From next week, support for lower-level partners and all but its largest customers will be hived off to a third-party outfit based in mainland Europe, the vendor has confirmed.
The change in tack comes less than two years after Sonicwall brought all EMEA support in-house following the opening of its Chertsey support centre.
Vice president of EMEA Andy Zollo (pictured) admitted the support centre had been dogged by high staff turnover but said the move was also designed to assure that partners and end users get the appropriate level of service.
Distributors and Gold partners – along with some key enterprise customers – will continue to be supported by Sonicwall's own engineers in Chertsey.
However, Sonicwall has trained an unnamed support firm – thought to be based in Poland – to assume control of support for Silver and Approved partners, as well as smaller customers.
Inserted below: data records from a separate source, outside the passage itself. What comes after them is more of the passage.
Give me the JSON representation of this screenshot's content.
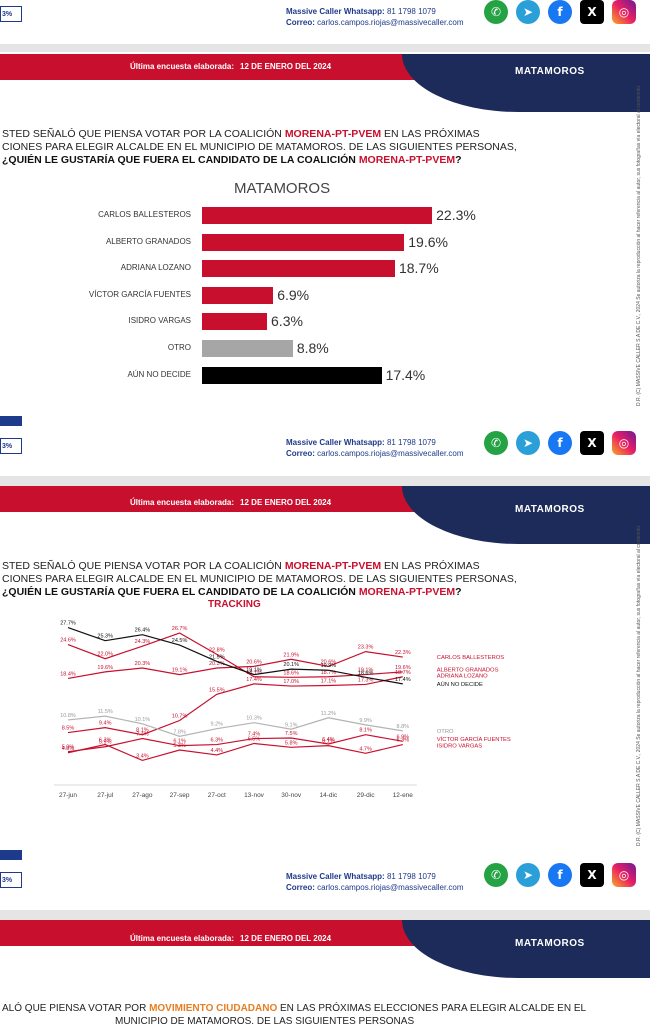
{
  "contact": {
    "whatsapp_label": "Massive Caller Whatsapp:",
    "whatsapp_number": "81 1798 1079",
    "email_label": "Correo:",
    "email": "carlos.campos.riojas@massivecaller.com"
  },
  "social_icons": [
    "whatsapp-icon",
    "telegram-icon",
    "facebook-icon",
    "x-icon",
    "instagram-icon"
  ],
  "banner": {
    "label": "Última encuesta elaborada:",
    "date": "12 DE ENERO DEL 2024",
    "city": "MATAMOROS"
  },
  "corner_badge": "3%",
  "slide1": {
    "question_line1_a": "STED SEÑALÓ QUE PIENSA VOTAR POR LA COALICIÓN ",
    "question_line1_hl": "MORENA-PT-PVEM",
    "question_line1_b": " EN LAS PRÓXIMAS",
    "question_line2": "CIONES PARA ELEGIR ALCALDE EN EL MUNICIPIO DE MATAMOROS. DE LAS SIGUIENTES PERSONAS,",
    "question_line3_a": "¿QUIÉN LE GUSTARÍA QUE FUERA EL CANDIDATO DE LA COALICIÓN ",
    "question_line3_hl": "MORENA-PT-PVEM",
    "question_line3_b": "?",
    "side_note": "D.R. (C) MASSIVE CALLER S.A DE C.V., 2024 Se autoriza la reproducción al hacer referencia al autor, sus fotografías vía electoral al contenido."
  },
  "chart_data": [
    {
      "type": "bar",
      "title": "MATAMOROS",
      "categories": [
        "CARLOS BALLESTEROS",
        "ALBERTO GRANADOS",
        "ADRIANA LOZANO",
        "VÍCTOR GARCÍA FUENTES",
        "ISIDRO VARGAS",
        "OTRO",
        "AÚN NO DECIDE"
      ],
      "values": [
        22.3,
        19.6,
        18.7,
        6.9,
        6.3,
        8.8,
        17.4
      ],
      "value_labels": [
        "22.3%",
        "19.6%",
        "18.7%",
        "6.9%",
        "6.3%",
        "8.8%",
        "17.4%"
      ],
      "colors": [
        "#c8102e",
        "#c8102e",
        "#c8102e",
        "#c8102e",
        "#c8102e",
        "#a6a6a6",
        "#000000"
      ],
      "xlim": [
        0,
        25
      ]
    },
    {
      "type": "line",
      "title": "TRACKING",
      "x": [
        "27-jun",
        "27-jul",
        "27-ago",
        "27-sep",
        "27-oct",
        "13-nov",
        "30-nov",
        "14-dic",
        "29-dic",
        "12-ene"
      ],
      "ylim": [
        0,
        30
      ],
      "series": [
        {
          "name": "CARLOS BALLESTEROS",
          "color": "#c8102e",
          "values": [
            18.4,
            19.6,
            20.3,
            19.1,
            20.3,
            20.6,
            21.9,
            20.6,
            23.3,
            22.3
          ]
        },
        {
          "name": "ALBERTO GRANADOS",
          "color": "#c8102e",
          "values": [
            24.6,
            22.0,
            24.3,
            26.7,
            22.8,
            18.7,
            18.6,
            18.7,
            19.1,
            19.6
          ]
        },
        {
          "name": "ADRIANA LOZANO",
          "color": "#c8102e",
          "values": [
            8.5,
            9.4,
            8.1,
            10.7,
            15.5,
            17.4,
            17.0,
            17.1,
            17.3,
            18.7
          ]
        },
        {
          "name": "AÚN NO DECIDE",
          "color": "#111111",
          "values": [
            27.7,
            25.3,
            26.4,
            24.5,
            21.5,
            19.1,
            20.1,
            19.9,
            18.6,
            17.4
          ]
        },
        {
          "name": "OTRO",
          "color": "#b3b3b3",
          "values": [
            10.8,
            11.5,
            10.1,
            7.8,
            9.2,
            10.3,
            9.1,
            11.2,
            9.9,
            8.8
          ]
        },
        {
          "name": "VÍCTOR GARCÍA FUENTES",
          "color": "#c8102e",
          "values": [
            5.0,
            5.9,
            7.4,
            6.1,
            6.3,
            7.4,
            7.5,
            6.4,
            8.1,
            6.9
          ]
        },
        {
          "name": "ISIDRO VARGAS",
          "color": "#c8102e",
          "values": [
            4.8,
            6.3,
            3.4,
            5.3,
            4.4,
            6.5,
            5.8,
            6.1,
            4.7,
            6.3
          ]
        }
      ],
      "legend_labels": [
        "CARLOS BALLESTEROS",
        "ALBERTO GRANADOS",
        "ADRIANA LOZANO",
        "AÚN NO DECIDE",
        "OTRO",
        "VÍCTOR GARCÍA FUENTES",
        "ISIDRO VARGAS"
      ]
    }
  ],
  "slide3": {
    "question_a": "ALÓ QUE PIENSA VOTAR POR ",
    "question_hl": "MOVIMIENTO CIUDADANO",
    "question_b": " EN LAS PRÓXIMAS ELECCIONES PARA ELEGIR ALCALDE EN EL",
    "question_line2": "MUNICIPIO DE MATAMOROS. DE LAS SIGUIENTES PERSONAS"
  }
}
The changes go live next Monday but there will be a two-month bedding-in period to fine-tune processes, Zollo said.
"We want to improve support for Gold partners and big customers that know our products inside out," Zollo said. "They need a peer-to-peer connection with a level-three engineer. We need to ensure they do not have the opportunity to get stuck behind a small customer with one TZ who has a password or configuration issue."
Zollo was confident that Silver and Approved partners will see no changes in their level of support and said both centres would have the same phone number and escalation point. "We have been training [the third party] for months and they do this for a lot of other big vendors," he added.
Zollo admitted that high staff turnover at Chertsey had influenced the move.
"The turnover issue was unhelpful," he said. "We were having to re-recruit and train people, then they would go off to a competitor. We want to give the best support in local languages; that is why a hybrid model makes sense."
Zollo declined to give details of job cuts in Chertsey but emphasised that some engineers had been successfully redeployed to Sonicwall's Arizona support centre.
SonicWall is in the process of deciding which enterprise customers qualify for in-house support but the UK number is likely to be "closer to 10 than 100", according to Zollo. The vendor's 40 UK Gold partners are being informed of the changes today.
"This will be a good recruitment tool to get people to bump up from Silver to Gold," Zollo concluded.